BEIJING (AP) - China criticized the U.S. for its annual report on global religious freedom Tuesday, calling it a political tool based on groundless accusations that displayed Washington's arrogance and ignorance.
The U.S. State Department report released Monday highlighted what it said was a lack of religious freedom in China as well as Afghanistan, Pakistan, Iran and North Korea.
It said there had been "a marked deterioration during 2011 in the government's respect for and protection of religious freedom" in China, and that there was "severe" repression of religious freedom in Tibetan areas and the far western region of Xinjiang, home to a significant number of Muslims.

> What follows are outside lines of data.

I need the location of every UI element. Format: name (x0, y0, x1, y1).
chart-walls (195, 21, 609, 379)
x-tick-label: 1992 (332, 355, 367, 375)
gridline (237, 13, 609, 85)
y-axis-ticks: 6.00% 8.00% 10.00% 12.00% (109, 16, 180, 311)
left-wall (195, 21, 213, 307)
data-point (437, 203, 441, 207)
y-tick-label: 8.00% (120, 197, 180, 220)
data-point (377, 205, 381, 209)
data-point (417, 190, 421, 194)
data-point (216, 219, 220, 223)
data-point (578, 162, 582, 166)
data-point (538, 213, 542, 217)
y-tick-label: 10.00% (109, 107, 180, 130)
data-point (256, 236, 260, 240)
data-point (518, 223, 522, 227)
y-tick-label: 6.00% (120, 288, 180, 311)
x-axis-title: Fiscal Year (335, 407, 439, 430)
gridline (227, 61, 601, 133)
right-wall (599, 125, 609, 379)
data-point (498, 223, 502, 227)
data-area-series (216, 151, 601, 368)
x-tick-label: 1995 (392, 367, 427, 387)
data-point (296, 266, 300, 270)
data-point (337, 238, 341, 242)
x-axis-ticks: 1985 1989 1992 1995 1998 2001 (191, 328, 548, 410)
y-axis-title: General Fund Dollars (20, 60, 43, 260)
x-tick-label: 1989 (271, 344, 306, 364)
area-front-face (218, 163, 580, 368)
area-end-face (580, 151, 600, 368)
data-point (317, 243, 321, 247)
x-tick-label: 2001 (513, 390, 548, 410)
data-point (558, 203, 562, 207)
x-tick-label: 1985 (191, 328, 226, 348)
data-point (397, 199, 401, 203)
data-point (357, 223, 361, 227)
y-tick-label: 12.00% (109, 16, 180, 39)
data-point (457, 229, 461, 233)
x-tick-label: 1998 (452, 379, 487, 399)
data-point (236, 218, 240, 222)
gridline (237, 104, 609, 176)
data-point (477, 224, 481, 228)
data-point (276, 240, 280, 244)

Tibetan areas of China have seen a surge in self-immolations since 2011, and the report said that tightened restrictions on Buddhist worship contributed to at least 12 of them last year.
The Chinese response came in a commentary published by the official Xinhua News Agency, which said the report was "continuing a notorious practice of blatantly interfering in the internal affairs of other countries."
"The annual report, largely based on unconfirmed media reports and groundless allegations from outlawed groups and organizations with ulterior motives, is nothing but a political tool used by the U.S. government to exert pressure on other countries, mostly deemed as its rivals," it said.
Xinhua said the U.S. was imposing its own standard on religious policies regardless of historic or cultural differences, saying the report was "full of prejudice, arrogance and ignorance."
It said religious freedoms were protected under China's constitution, saying only a few from banned "cults" and illegal "extremist religious organizations" aimed at splitting apart the country were punished.
Xinhua said the self-immolations were politically motivated, and part of a "scheme" by supporters of the exiled Tibetan leader, the Dalai Lama, who China accuses of trying to separate Tibet from China.
The State Department said the government harassed, arrested or sentenced to prison a number of people for activities reported to be related to their religious practice.